Each story in the Terminator saga is tethered to one event: Judgment Day. In James Cameron’s early films, it was a nuclear Armageddon that could never be stopped, only delayed. As time passed, the franchise became less about preventing the apocalypse than embracing it. Terminator 3: Rise of the Machines launched the series headlong into Judgment Day, setting the stage for a characteristically bleak sequel. Was there really anywhere else for Terminator to go?
The fourth film, Terminator Salvation, answers that question as definitively as it can. In a perfect world, Judgment Day would have been the first and only Terminator sequel. But because studios like making money, it made sense to show audiences a post-Judgment Day world. It wouldn’t be the most popular choice, but 15 years later, Salvation is far from the worst the franchise has produced.
Salvation brings us to 2018, over a decade into the battle between the self-aware Skynet and what’s left of humanity. John Connor (Christian Bale) is all grown up, but he’s not quite the savior of mankind he was supposed to become. Bale, fresh off The Dark Knight, is intense, making Connor a far cry from the laissez-faire tween of Judgment Day and the clueless young adult of Rise of the Machines.

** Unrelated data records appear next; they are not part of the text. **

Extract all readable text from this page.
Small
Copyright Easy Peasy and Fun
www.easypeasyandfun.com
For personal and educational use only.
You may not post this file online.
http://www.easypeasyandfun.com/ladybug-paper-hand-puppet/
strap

That makes sense, given that the world has become a nuclear wasteland. A no-nonsense Connor might be exactly who the Resistance needs. But it’s hard to watch Bale bark out orders without thinking of his infamous outburst on Salvation’s set, which overshadowed the film itself. Even in front of the camera, Bale is missing the humanity that makes Connor an ideal leader in the fight against soulless machines.
Bale’s John Connor finds an interesting foil in Marcus (Sam Worthington), an executed inmate turned into a T-800. Before Judgment Day, Marcus donated his body to Skynet’s corporate creator, Cyberdine. When he wakes up again decades later — stumbling through a matrix of mud like Frankenstein’s monster — the world has ended, and he has no idea he’s one of the machines.
On his quest for answers, he’ll cross paths with another franchise favorite, Kyle Reese. Played by Anton Yelchin, another late 2000s star, Reese is also unlike the character most fans knew. Here, he’s boyish and green, which forces Marcus to take him under his wing. There are other additions, but each is too poorly sketched to make much of an impression. Salvation tries to introduce romantic tension through Connor’s wife Kate (Bryce Dallas Howard) and Blair Williams (Moon Bloodgood), a combat pilot who takes a liking to Marcus, but it falls flat.
Instead, the best tension lives in Connor’s partnership with Marcus. Through their dynamic, Salvation offers a new-ish angle to the franchise’s man versus machine argument. The only time Bale’s gruff, grizzled performance actually works is when it’s juxtaposed with Worthington’s. He’s playing Marcus as a Stock Action Guy, a reluctant hero who’s done bad things and is shouldering the guilt of it all, but he’s unbearably earnest in a way Connor used to be, and his selfless acts eventually remind Connor of the humanity he lost. Cue the irony of Connor learning from a machine.
Salvation is hardly perfect, but it did push the franchise into surprisingly soulful territory. Its action sequences are kinetic, and they’re balanced with a handful of quiet moments that bring this dour dustbowl to life. The choices the film makes aren’t terribly original — most owe something to the genre trappings of the aughts — but it’s all deployed with restraint and finesse.
It’s also the first and only Terminator film set entirely in the “future,” which has to count for something. There’s little handwringing about time travel or causality, save for a few key scenes with Connor and Kyle Reese. And sure, you could argue that the franchise needs all that handwringing; that’s what sets Terminator apart from something like Mad Max. But Salvation shouldn’t be written off for trying something new. Its sequels reversed course to varying effect, but Salvation remains an interesting experiment for a saga that seems stuck in a loop.